Quelles sont les limites à ce pragmatisme, par exemple en termes de cash?
Les fonds sera toujours entièrement investi, mais sur le plan tactique nous pouvons compléter nos positions en actions existantes en investissant dans des instruments de couverture tels que des options put afin de réduire la volatilité, ou, comme en ce moment, dans une position dans les Bons du Trésor à long terme, en raison de leur corrélation attractive, car négative, avec les actions. Nous avons été cités à titre élogieux comme étant «le fonds d'investissement que tout hedge fund aimerait être».
De nombreux family offices et hedge funds utilisent d’ailleurs notre fonds afin d’avoir une exposition à la hausse des actions combinée au confort offert par une protection à la baisse. Certains clients européens disent d’ailleurs qu'avec ce fonds, les investisseurs peuvent aller «West without going wild» (investir aux Etats-Unis sans excès). En effet, trop de gérants de fonds investissent dans une tendance haussière et, parfois, s'entichent trop de certains secteurs ou thèmes en raison de la dynamique des prix, même face à une détérioration fondamentale, sans savoir quand vendre leurs positions, et tombent dans l'abîme, comme ils l'ont fait en 2022 avec la technologie. En fin de compte, tout s'avère généralement cyclique.
Comment avez-vous géré la correction de cet été?
Notre fonds n’a jamais baissé de plus de 2% durant cette période. Nous n’avions pas d’options put pour nous protéger, mais la résistance du fonds est venue de la sélection des titres et de la taille des positions.

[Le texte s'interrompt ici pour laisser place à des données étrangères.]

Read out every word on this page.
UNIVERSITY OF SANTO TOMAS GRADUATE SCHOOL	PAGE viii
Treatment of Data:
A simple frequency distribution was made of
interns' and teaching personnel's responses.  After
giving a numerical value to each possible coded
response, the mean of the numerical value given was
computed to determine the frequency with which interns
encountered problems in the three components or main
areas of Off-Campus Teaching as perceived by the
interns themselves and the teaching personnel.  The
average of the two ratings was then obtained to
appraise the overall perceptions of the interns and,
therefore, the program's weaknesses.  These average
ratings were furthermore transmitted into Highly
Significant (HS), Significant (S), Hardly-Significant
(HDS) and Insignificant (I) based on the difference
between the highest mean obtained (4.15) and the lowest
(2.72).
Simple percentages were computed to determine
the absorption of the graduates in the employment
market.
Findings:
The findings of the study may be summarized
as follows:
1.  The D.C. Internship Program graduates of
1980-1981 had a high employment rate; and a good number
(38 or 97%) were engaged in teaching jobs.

Nous traversons une période marquée par un fort consensus à l’égard de la robustesse des résultats d’entreprises, combiné à des valorisations excessives. Pour notre part, sur la base de notre analyse des fondamentaux des titres de notre univers, nous pensons que nous restons bloqués dans un environnement économique et bénéficiaire à croissance relativement lente, avec peu d'indications d'une accélération significative qui justifierait les attentes élevées qu'implique le niveau des indices boursiers. C’est pourquoi nous avons trouvé depuis le début de l’année des opportunités dans des actions à haut dividende et des secteurs plus défensifs qui nous ont bien aidé durant les dernières phases de turbulences.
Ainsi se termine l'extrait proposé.